Я не слышу в голосе злости, ярости, лишь бесконечное…оправдание ожиданий? Поворачиваюсь быстро, чтобы убедиться, и вижу улыбку.
«Он этого и добивался?»
— Но твой папаша был холоднее камня, дорогая, а вот твоя мать всегда была огнем. В тебе его так много, Амелия, и ее в тебе три бесконечности.
— Ты ошибаешься.
— Нет…я вижу в тебе Ирис.
«В этом твоя главная ошибка, старый гандон…» — думаю, но лишь показываю ему средний палец и разворачиваюсь к выходу.
Проходя мимо столов, набитых тщеславием, единственное, чего я хочу — отмыться, и единственное, что меня спасет — драгоценный ирис. Как маяк в густой, непроглядной темноте.
«Я просто обязана его снова увидеть…» — все, что мной движет. Без особых проблем я нахожу кабинет директора аукциона, или как тут называют главаря шайки мошенников и воров?
Захожу без стука. Он вместе с каким-то человеком пялятся в зеленую, кожаную папку, но резко смотрят на меня, стоит мне переступить порог.
— Простите, но…
— Марина Александровская просила зайти и кое что узнать.
«Прикрываюсь его фамилией?! Красота…но это, кажется, работает?» — их лица обретают выражение «услужу-во-всем», и все же решаю уточнить.
— Я ее ассистентка.
— Конечно-конечно. Что она желает?
— Она просила меня взглянуть на последний лот.
— Но…он продан и…
— Это уже ее дело. Дайте мне взглянуть.
Никакой вежливости, я не размениваюсь, а пру напролом, и знаете? Это работает. Буквально через десять минут меня заводят в комнату уже на первом этаже, где расположились все лоты. Их еще не успели убрать, даже не начинали запаковывать, поэтому много времени на поиски не нужно — всего то открыть бархатную, синюю коробку и все.
И я пропала.
И я как будто снова ребенок.
Смотрю на него, улыбаюсь. Помню каждый изгиб, все равно касаюсь, чтобы оживить тактильные ощущения, а не только то, что в голове. Как я помню, так и есть… Каждая жилка на месте, каждый камень, который оставляет холодный отпечаток на коже…

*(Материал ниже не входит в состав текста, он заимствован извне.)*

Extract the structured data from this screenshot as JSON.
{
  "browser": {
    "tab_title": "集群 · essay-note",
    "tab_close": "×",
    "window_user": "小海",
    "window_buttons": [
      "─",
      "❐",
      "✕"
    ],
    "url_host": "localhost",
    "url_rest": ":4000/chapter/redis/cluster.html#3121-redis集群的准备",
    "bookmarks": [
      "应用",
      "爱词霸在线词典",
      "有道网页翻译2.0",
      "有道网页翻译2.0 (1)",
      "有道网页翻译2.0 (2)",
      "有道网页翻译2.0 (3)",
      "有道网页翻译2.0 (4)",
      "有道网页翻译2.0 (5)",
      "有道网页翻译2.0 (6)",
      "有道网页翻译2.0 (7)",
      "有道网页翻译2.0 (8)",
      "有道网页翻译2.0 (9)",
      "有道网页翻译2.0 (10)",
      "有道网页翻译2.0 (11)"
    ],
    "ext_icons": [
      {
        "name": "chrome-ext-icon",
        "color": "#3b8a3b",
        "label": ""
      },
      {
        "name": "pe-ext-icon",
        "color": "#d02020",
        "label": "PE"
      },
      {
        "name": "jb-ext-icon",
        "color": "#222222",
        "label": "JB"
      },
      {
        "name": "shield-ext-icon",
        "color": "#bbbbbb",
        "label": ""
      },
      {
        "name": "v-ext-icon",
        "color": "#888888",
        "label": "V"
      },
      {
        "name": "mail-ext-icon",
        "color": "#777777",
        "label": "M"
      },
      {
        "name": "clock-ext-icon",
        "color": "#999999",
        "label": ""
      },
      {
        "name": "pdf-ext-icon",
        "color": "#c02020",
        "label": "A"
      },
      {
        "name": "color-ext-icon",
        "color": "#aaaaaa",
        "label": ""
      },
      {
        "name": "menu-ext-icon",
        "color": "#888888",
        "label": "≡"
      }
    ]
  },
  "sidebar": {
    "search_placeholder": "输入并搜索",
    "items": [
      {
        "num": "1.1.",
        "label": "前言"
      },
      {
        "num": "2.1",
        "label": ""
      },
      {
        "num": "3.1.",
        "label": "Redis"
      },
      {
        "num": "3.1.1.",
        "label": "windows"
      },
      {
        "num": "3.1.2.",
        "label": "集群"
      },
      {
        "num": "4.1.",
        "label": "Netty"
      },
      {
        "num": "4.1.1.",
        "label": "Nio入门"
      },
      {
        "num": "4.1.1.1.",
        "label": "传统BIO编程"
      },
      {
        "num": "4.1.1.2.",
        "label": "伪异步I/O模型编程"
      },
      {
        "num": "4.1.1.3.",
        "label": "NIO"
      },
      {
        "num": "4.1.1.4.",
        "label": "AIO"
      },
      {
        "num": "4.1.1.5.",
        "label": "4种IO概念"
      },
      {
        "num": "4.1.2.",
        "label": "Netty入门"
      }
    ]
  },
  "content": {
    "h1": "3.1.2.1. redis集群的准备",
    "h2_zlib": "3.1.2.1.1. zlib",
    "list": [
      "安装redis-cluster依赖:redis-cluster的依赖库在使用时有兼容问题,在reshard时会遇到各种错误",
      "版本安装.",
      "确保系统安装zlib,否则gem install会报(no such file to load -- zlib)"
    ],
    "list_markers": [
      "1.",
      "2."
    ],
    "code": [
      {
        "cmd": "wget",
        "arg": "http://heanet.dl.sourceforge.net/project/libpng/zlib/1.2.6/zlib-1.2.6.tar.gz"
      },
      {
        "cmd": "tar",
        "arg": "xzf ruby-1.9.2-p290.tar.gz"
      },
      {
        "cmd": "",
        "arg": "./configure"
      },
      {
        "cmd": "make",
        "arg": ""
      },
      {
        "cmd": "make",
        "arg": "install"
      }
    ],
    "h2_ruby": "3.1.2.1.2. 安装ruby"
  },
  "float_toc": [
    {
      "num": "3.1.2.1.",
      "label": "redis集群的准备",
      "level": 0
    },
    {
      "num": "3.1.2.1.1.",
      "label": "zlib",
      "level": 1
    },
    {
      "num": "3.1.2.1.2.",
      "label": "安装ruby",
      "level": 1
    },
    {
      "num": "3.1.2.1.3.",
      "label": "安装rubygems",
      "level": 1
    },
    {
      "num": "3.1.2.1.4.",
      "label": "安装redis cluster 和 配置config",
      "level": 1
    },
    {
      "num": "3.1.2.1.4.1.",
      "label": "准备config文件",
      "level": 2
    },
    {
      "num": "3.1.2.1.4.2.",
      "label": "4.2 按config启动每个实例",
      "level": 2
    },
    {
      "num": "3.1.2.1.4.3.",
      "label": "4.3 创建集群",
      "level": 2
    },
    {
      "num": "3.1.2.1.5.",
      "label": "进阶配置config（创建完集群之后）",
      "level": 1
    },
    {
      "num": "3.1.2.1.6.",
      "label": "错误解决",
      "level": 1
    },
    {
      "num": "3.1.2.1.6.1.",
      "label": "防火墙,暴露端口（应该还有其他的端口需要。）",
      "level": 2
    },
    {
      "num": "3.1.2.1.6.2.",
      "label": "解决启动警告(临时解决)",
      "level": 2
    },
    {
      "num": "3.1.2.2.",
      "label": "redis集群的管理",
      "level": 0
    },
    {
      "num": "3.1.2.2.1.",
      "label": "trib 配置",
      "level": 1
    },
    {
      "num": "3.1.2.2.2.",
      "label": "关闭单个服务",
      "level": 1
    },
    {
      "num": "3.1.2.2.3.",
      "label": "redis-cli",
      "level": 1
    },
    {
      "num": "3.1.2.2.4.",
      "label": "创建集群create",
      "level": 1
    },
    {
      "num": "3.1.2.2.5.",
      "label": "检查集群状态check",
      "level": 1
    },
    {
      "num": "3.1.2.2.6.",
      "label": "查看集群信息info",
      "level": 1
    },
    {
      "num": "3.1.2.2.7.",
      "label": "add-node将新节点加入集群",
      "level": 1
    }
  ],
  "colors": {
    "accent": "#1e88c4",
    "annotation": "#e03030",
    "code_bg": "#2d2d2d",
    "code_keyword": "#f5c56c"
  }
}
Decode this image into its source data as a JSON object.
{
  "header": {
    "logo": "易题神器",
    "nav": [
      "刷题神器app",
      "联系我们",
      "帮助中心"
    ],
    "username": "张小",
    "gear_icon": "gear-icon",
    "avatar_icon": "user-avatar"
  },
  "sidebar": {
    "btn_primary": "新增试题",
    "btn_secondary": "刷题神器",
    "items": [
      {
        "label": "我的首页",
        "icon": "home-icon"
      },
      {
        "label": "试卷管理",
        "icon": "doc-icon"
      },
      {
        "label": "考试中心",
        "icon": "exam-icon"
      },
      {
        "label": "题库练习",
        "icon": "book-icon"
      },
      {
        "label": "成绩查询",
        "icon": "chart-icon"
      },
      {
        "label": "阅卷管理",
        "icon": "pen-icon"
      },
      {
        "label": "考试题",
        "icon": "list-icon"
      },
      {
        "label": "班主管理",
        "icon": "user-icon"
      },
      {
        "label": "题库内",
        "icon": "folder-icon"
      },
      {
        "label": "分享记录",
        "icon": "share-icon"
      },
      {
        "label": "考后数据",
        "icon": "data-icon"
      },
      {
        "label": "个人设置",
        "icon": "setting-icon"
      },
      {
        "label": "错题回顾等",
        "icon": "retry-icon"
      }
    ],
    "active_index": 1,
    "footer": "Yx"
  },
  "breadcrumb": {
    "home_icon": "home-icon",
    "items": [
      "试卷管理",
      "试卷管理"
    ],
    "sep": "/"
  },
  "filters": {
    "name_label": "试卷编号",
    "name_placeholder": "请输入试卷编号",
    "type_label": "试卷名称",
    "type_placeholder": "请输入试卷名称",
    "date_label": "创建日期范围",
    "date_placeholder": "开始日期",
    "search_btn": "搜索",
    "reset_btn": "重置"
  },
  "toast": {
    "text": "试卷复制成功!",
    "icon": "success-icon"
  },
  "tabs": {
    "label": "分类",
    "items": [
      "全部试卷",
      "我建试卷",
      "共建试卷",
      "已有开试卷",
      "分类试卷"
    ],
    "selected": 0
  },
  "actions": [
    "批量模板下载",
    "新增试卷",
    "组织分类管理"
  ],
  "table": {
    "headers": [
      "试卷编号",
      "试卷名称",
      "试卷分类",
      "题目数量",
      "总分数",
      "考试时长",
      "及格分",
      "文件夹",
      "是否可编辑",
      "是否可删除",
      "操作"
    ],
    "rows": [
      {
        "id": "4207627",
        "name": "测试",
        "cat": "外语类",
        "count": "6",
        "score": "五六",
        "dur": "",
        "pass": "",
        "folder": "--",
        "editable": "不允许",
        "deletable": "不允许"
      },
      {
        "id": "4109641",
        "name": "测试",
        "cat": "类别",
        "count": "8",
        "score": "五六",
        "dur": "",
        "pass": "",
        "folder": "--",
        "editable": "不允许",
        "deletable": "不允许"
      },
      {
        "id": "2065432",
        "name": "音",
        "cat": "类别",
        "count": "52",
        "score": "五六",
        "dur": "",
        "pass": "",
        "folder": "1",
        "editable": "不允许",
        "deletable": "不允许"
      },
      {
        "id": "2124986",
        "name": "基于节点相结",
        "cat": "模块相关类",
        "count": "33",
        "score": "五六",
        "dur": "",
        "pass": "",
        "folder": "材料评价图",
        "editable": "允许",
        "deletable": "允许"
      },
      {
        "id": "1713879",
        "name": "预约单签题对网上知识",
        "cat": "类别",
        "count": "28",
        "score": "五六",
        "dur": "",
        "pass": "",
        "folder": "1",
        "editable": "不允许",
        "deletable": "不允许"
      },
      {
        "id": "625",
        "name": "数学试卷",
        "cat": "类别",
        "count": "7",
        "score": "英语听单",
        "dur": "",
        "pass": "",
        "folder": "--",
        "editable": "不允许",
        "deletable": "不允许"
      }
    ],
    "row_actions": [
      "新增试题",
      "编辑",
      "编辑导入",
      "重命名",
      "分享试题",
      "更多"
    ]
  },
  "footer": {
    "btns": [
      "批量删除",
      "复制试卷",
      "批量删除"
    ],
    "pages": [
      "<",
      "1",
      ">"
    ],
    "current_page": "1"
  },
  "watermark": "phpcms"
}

«Это как встретить кого-то, кого ты безумно любила, но потеряла, и сразу потерять вновь…» — слезы срываются из глаз, текут-текут-текут.
Я всхлипываю, как маленькая девочка, вытираю щеки, все зря. Реки так просто не высушишь, моря тем более. Я бы так хотела вернуть себе свое, но два миллиона долларов?!
«Спорю на что угодно, это они ради шутки купили, соревновались, и никогда не узнают, как много может значить что-то столь маленькое…»
— Спасибо… — шепчу, бросив взгляд на ошалевшего директора, отхожу на шаг, — Спасибо вам большое.
Понимаю, что если останусь тут еще, непременно что-нибудь выкину, но не отдам его, поэтому сбегаю. Это единственный выход — бежать.
Коридор темный и пустой, а мои шаги отдаются гулким, тонким стуком шпилек о кафель. Я дороги не вижу, плохо ее помню, но пру вперед, потому что так надо, дохожу до поворота…и торможу, ведь отчетливо слышу знакомые до боли голоса.
— …И где мне ее искать теперь, твою мать?! — рычит Макс, я резко прижимаюсь спиной к стене, чтобы меня не видели.
— Да не сбежит она, хватит психовать!
Марина еле поспевает следом, а через миг шаги прекращаются, и в следующий он рычит — видимо разборка набирает обороты.
— Ты видела, твою мать?! Она плюнула ему в лицо! Она ПЛЮНУЛА!
— Он не очень огорчился…
— Закрой рот! Кто дал тебе право притаскивать ее сюда?!
— Такого я точно не планировала и не ожидала, но мы должны были ее показать!
— Показала, а?! Теперь ты довольна?! Я сказал — нет! Ты не решаешь ничего в этом вопросе! И планировать?! Когда дело касается Амелии?! Не ты ли мне говорила, что ее невозможно прочитать?!
— Не до такой степени…
— Ты облажалась по-крупному!
— Я хотела, как лучше!
— И кому теперь лучше, а?!
— Ты сам виноват!
«Что?…» — хмурюсь, ничего не понимаю, Макс молчит. И, судя по всему, он тоже не врубает…
— Что? — спрашивает через мгновение, — О чем ты?!
— Ты понял о чем я!
— Если бы понял, не спрашивал бы!
— Я вижу, как ты смотришь на Лилиану!